MPF aponta 749 pistas clandestinas na Amazônia e pede plano emergencial

MPF pede à Justiça a criação de um plano emergencial de fiscalização para combater pistas de pouso clandestinas ligadas ao garimpo ilegal

O Ministério Público Federal anunciou hoje (15), que acionou a Justiça para que determine, em caráter de urgência, a criação de um Plano de Ação e Fiscalização voltado ao combate de pistas de pouso clandestinas associadas ao garimpo ilegal nos estados do Amazonas, Rondônia e Roraima.

De acordo com o pedido, a execução deverá ser conjunta entre ANAC, institutos federais e estaduais, além do governo de Rondônia.

Estrutura do plano

O documento solicitado deverá detalhar medidas de fiscalização, repressão e responsabilização administrativa de aeródromos irregulares, além de prever o controle do uso de aeronaves em atividades ligadas à mineração ilegal.

O objetivo é assegurar que cada instituição atue dentro de suas competências, mas de forma coordenada e permanente”, destacou o MPF em nota.

Impacto das pistas clandestinas

Segundo o MPF, as pistas de pouso irregulares são fundamentais para a logística do garimpo ilegal, principalmente em áreas remotas, como terras indígenas e unidades de conservação.

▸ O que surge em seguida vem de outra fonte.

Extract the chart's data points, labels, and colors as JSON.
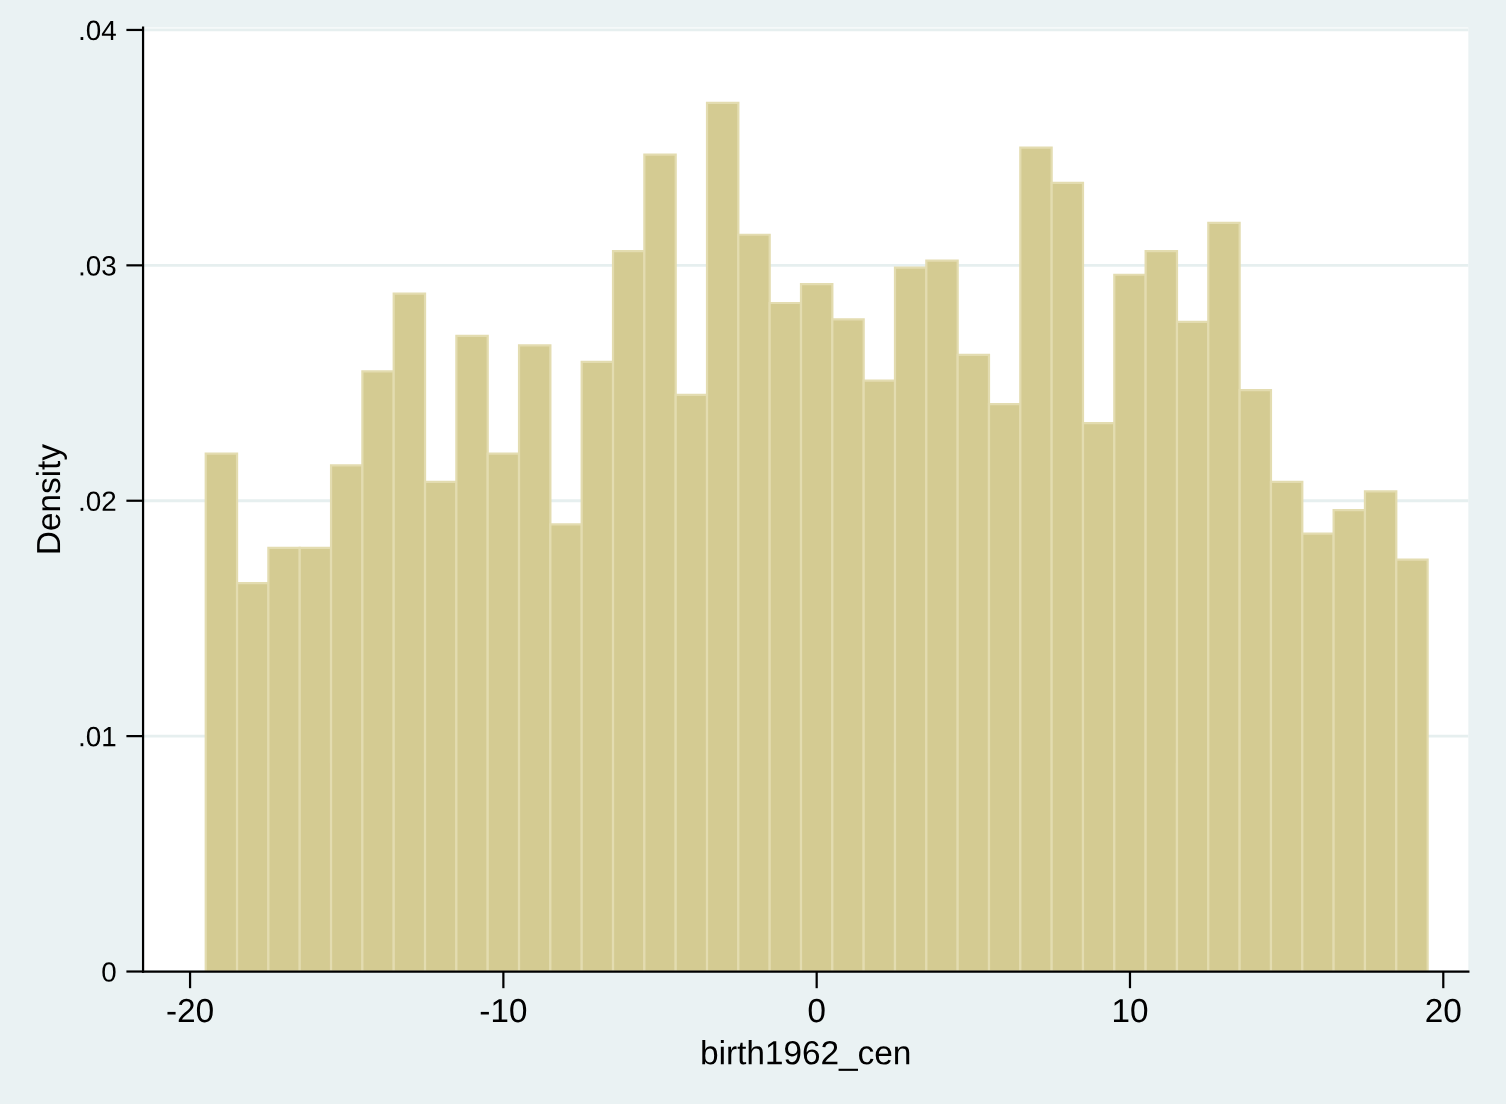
{
  "chart_data": {
    "type": "histogram",
    "xlabel": "birth1962_cen",
    "ylabel": "Density",
    "bins": [
      -19.5,
      -18.5,
      -17.5,
      -16.5,
      -15.5,
      -14.5,
      -13.5,
      -12.5,
      -11.5,
      -10.5,
      -9.5,
      -8.5,
      -7.5,
      -6.5,
      -5.5,
      -4.5,
      -3.5,
      -2.5,
      -1.5,
      -0.5,
      0.5,
      1.5,
      2.5,
      3.5,
      4.5,
      5.5,
      6.5,
      7.5,
      8.5,
      9.5,
      10.5,
      11.5,
      12.5,
      13.5,
      14.5,
      15.5,
      16.5,
      17.5,
      18.5,
      19.5
    ],
    "values": [
      0.022,
      0.0165,
      0.018,
      0.018,
      0.0215,
      0.0255,
      0.0288,
      0.0208,
      0.027,
      0.022,
      0.0266,
      0.019,
      0.0259,
      0.0306,
      0.0347,
      0.0245,
      0.0369,
      0.0313,
      0.0284,
      0.0292,
      0.0277,
      0.0251,
      0.0299,
      0.0302,
      0.0262,
      0.0241,
      0.035,
      0.0335,
      0.0233,
      0.0296,
      0.0306,
      0.0276,
      0.0318,
      0.0247,
      0.0208,
      0.0186,
      0.0196,
      0.0204,
      0.0175
    ],
    "color": "#d4cb92",
    "xlim": [
      -21.5,
      20.8
    ],
    "ylim": [
      0,
      0.0401
    ],
    "xticks": [
      -20,
      -10,
      0,
      10,
      20
    ],
    "yticks": [
      {
        "value": 0,
        "label": "0"
      },
      {
        "value": 0.01,
        "label": ".01"
      },
      {
        "value": 0.02,
        "label": ".02"
      },
      {
        "value": 0.03,
        "label": ".03"
      },
      {
        "value": 0.04,
        "label": ".04"
      }
    ],
    "grid": "y"
  }
}
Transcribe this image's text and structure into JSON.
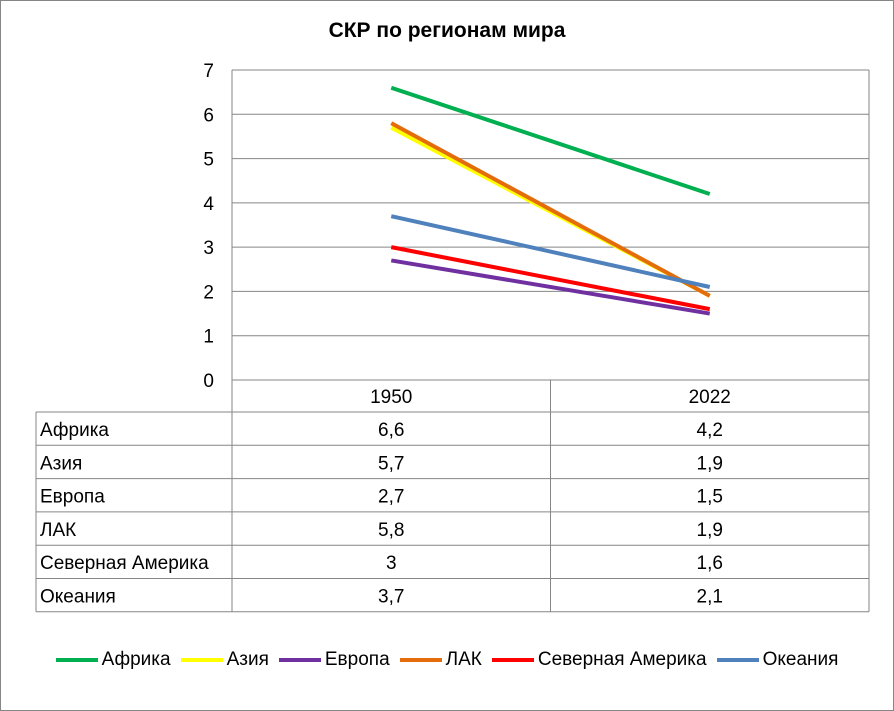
{
  "chart_data": {
    "type": "line",
    "title": "СКР по регионам мира",
    "categories": [
      "1950",
      "2022"
    ],
    "ylim": [
      0,
      7
    ],
    "yticks": [
      "0",
      "1",
      "2",
      "3",
      "4",
      "5",
      "6",
      "7"
    ],
    "grid": true,
    "legend_position": "bottom",
    "data_table": true,
    "series": [
      {
        "name": "Африка",
        "values": [
          6.6,
          4.2
        ],
        "labels": [
          "6,6",
          "4,2"
        ],
        "color": "#00B050"
      },
      {
        "name": "Азия",
        "values": [
          5.7,
          1.9
        ],
        "labels": [
          "5,7",
          "1,9"
        ],
        "color": "#FFFF00"
      },
      {
        "name": "Европа",
        "values": [
          2.7,
          1.5
        ],
        "labels": [
          "2,7",
          "1,5"
        ],
        "color": "#7030A0"
      },
      {
        "name": "ЛАК",
        "values": [
          5.8,
          1.9
        ],
        "labels": [
          "5,8",
          "1,9"
        ],
        "color": "#E46C0A"
      },
      {
        "name": "Северная Америка",
        "values": [
          3,
          1.6
        ],
        "labels": [
          "3",
          "1,6"
        ],
        "color": "#FF0000"
      },
      {
        "name": "Океания",
        "values": [
          3.7,
          2.1
        ],
        "labels": [
          "3,7",
          "2,1"
        ],
        "color": "#4F81BD"
      }
    ]
  }
}
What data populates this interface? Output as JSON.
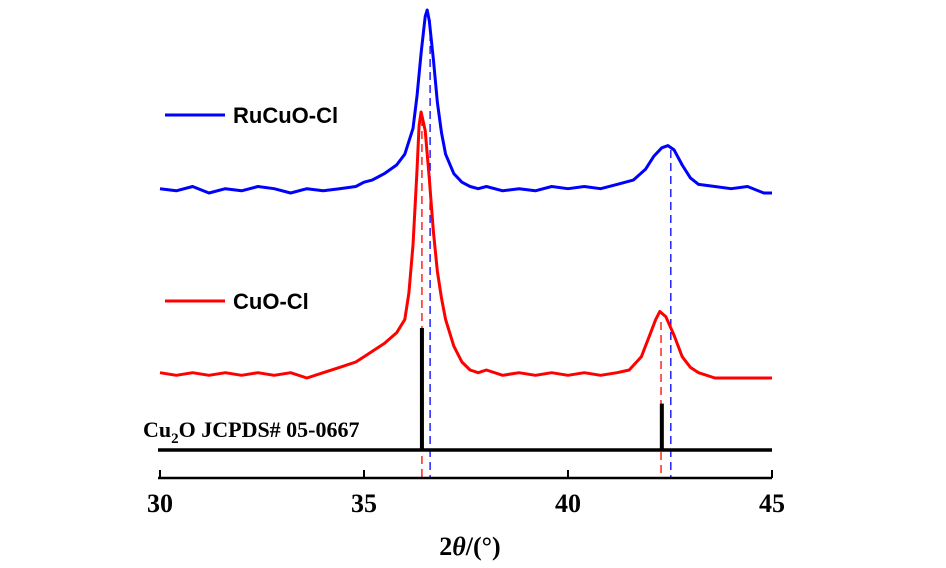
{
  "chart_data": {
    "type": "line",
    "title": "",
    "xlabel_prefix": "2",
    "xlabel_symbol": "θ",
    "xlabel_suffix": "/(°)",
    "ylabel": "",
    "xlim": [
      30,
      45
    ],
    "x_ticks": [
      "30",
      "35",
      "40",
      "45"
    ],
    "x_tick_values": [
      30,
      35,
      40,
      45
    ],
    "grid": false,
    "series": [
      {
        "name": "RuCuO-Cl",
        "color": "#0000ff",
        "offset": 1.05,
        "x": [
          30.0,
          30.4,
          30.8,
          31.2,
          31.6,
          32.0,
          32.4,
          32.8,
          33.2,
          33.6,
          34.0,
          34.4,
          34.8,
          35.0,
          35.2,
          35.5,
          35.8,
          36.0,
          36.2,
          36.3,
          36.4,
          36.5,
          36.55,
          36.6,
          36.7,
          36.8,
          36.9,
          37.0,
          37.2,
          37.4,
          37.6,
          37.8,
          38.0,
          38.4,
          38.8,
          39.2,
          39.6,
          40.0,
          40.4,
          40.8,
          41.2,
          41.6,
          41.9,
          42.1,
          42.3,
          42.45,
          42.6,
          42.8,
          43.0,
          43.2,
          43.6,
          44.0,
          44.4,
          44.8,
          45.0
        ],
        "y": [
          0.02,
          0.01,
          0.03,
          0.0,
          0.02,
          0.01,
          0.03,
          0.02,
          0.0,
          0.02,
          0.01,
          0.02,
          0.03,
          0.05,
          0.06,
          0.09,
          0.13,
          0.18,
          0.3,
          0.45,
          0.65,
          0.82,
          0.85,
          0.8,
          0.62,
          0.42,
          0.28,
          0.18,
          0.09,
          0.05,
          0.03,
          0.02,
          0.03,
          0.01,
          0.02,
          0.01,
          0.03,
          0.02,
          0.03,
          0.02,
          0.04,
          0.06,
          0.11,
          0.17,
          0.21,
          0.22,
          0.2,
          0.13,
          0.07,
          0.04,
          0.03,
          0.02,
          0.03,
          0.0,
          0.0
        ]
      },
      {
        "name": "CuO-Cl",
        "color": "#ff0000",
        "offset": 0.0,
        "x": [
          30.0,
          30.4,
          30.8,
          31.2,
          31.6,
          32.0,
          32.4,
          32.8,
          33.2,
          33.6,
          34.0,
          34.4,
          34.8,
          35.0,
          35.2,
          35.5,
          35.8,
          36.0,
          36.1,
          36.2,
          36.3,
          36.35,
          36.4,
          36.5,
          36.6,
          36.7,
          36.8,
          36.9,
          37.0,
          37.2,
          37.4,
          37.6,
          37.8,
          38.0,
          38.4,
          38.8,
          39.2,
          39.6,
          40.0,
          40.4,
          40.8,
          41.2,
          41.5,
          41.8,
          42.0,
          42.15,
          42.25,
          42.4,
          42.6,
          42.8,
          43.0,
          43.2,
          43.6,
          44.0,
          44.4,
          44.8,
          45.0
        ],
        "y": [
          0.02,
          0.01,
          0.02,
          0.01,
          0.02,
          0.01,
          0.02,
          0.01,
          0.02,
          0.0,
          0.02,
          0.04,
          0.06,
          0.08,
          0.1,
          0.13,
          0.17,
          0.22,
          0.32,
          0.5,
          0.78,
          0.95,
          1.0,
          0.93,
          0.75,
          0.55,
          0.4,
          0.3,
          0.22,
          0.12,
          0.06,
          0.03,
          0.02,
          0.03,
          0.01,
          0.02,
          0.01,
          0.02,
          0.01,
          0.02,
          0.01,
          0.02,
          0.03,
          0.08,
          0.16,
          0.22,
          0.25,
          0.23,
          0.16,
          0.08,
          0.04,
          0.02,
          0.0,
          0.0,
          0.0,
          0.0,
          0.0
        ]
      }
    ],
    "reference": {
      "name_prefix": "Cu",
      "name_sub": "2",
      "name_suffix": "O JCPDS# 05-0667",
      "color": "#000000",
      "peaks": [
        {
          "x": 36.42,
          "rel_height": 1.0
        },
        {
          "x": 42.3,
          "rel_height": 0.38
        }
      ]
    },
    "dashed_guides": [
      {
        "x": 36.42,
        "color": "#ff0000"
      },
      {
        "x": 36.62,
        "color": "#0000ff"
      },
      {
        "x": 42.28,
        "color": "#ff0000"
      },
      {
        "x": 42.52,
        "color": "#0000ff"
      }
    ]
  }
}
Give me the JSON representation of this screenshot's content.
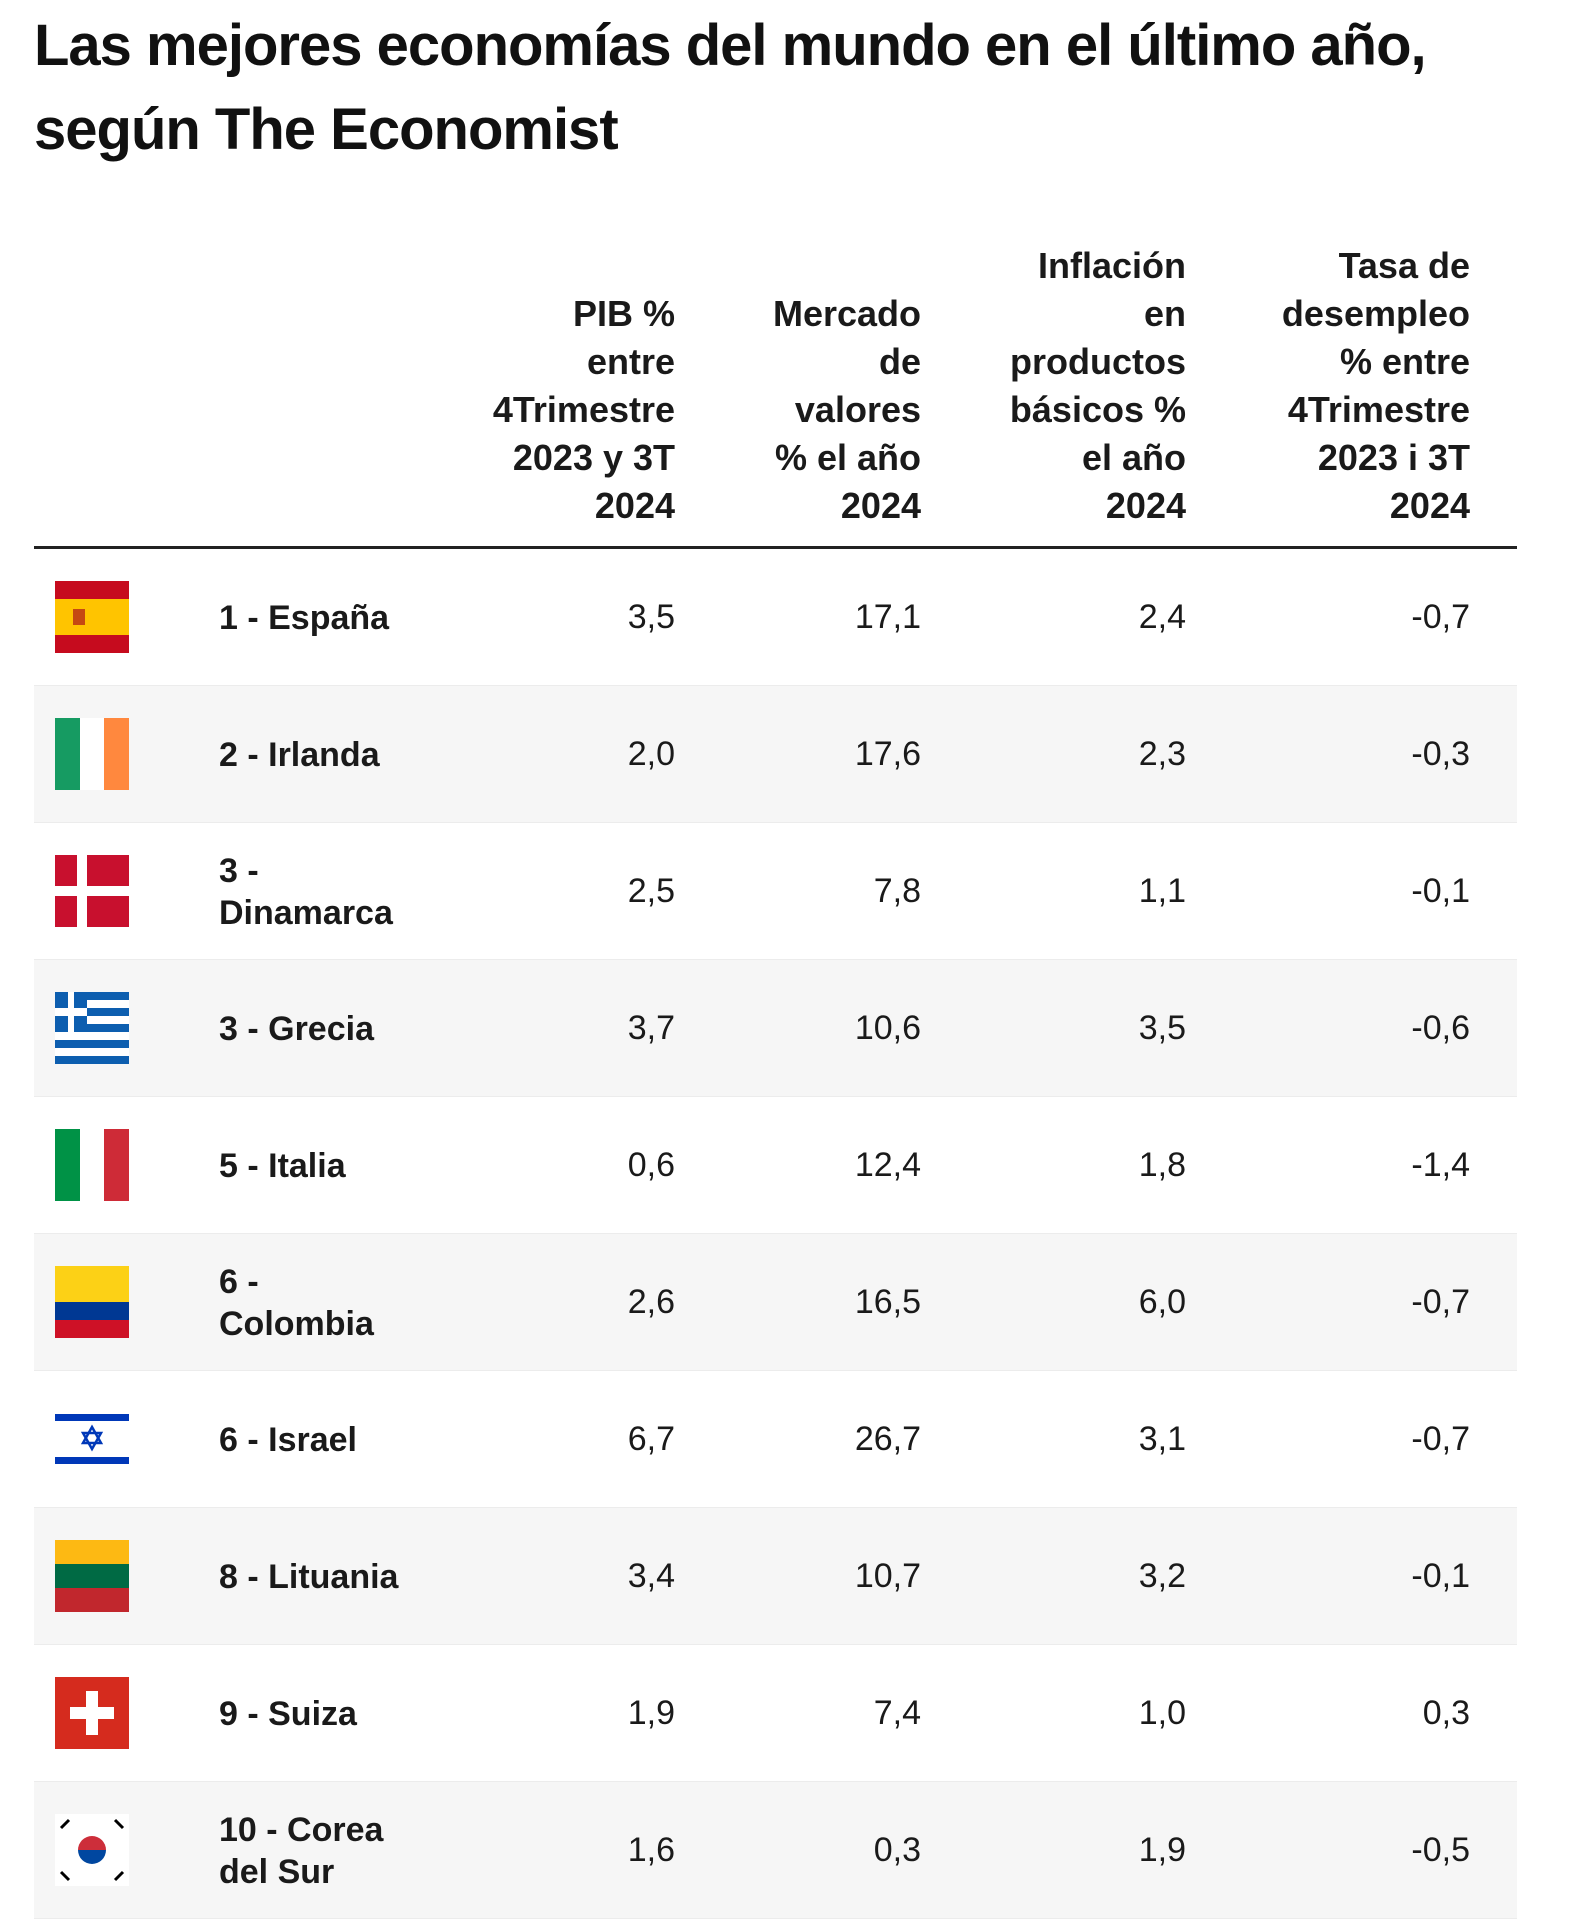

Aviões e helicópteros têm sido utilizados para transporte de garimpeiros, combustíveis, insumos e para o escoamento de minérios extraídos sem autorização.

Essa prática, segundo o MPF, afeta diretamente o meio ambiente, ameaça os direitos de populações tradicionais e coloca em risco a soberania nacional sobre recursos estratégicos.

Números da expansão

Durante as investigações, o MPF identificou 749 pistas clandestinas em 2024, das quais 175 localizadas em terras indígenas. Em abril deste ano, o total subiu para 844, representando um crescimento de quase 13% em apenas um ano.

Dificuldades institucionais

O levantamento apontou falhas de fiscalização, omissão na aplicação de sanções e ausência de destruição das pistas ilegais.

A ANAC reconheceu que existe a utilização de alguns aeródromos em crimes ambientais, mas afirmou que a eliminação dessas estruturas não está entre suas atribuições. A Força Aérea Brasileira informou que a destruição depende de regulamentação específica, embora haja previsão legal em casos de atividades hostis. Órgãos ambientais também relataram limitações operacionais para atuar no tema.

Medidas requeridas

O MPF pede que a Justiça determine a adoção permanente de ações de fiscalização ambiental, repressão ao uso irregular do espaço aéreo, destruição de pistas clandestinas e aplicação de sanções administrativas.

A iniciativa é conduzida pelo 2.º ofício da Amazônia Ocidental do MPF, especializado no combate à mineração ilegal nos estados do Amazonas, Acre, Roraima e Rondônia.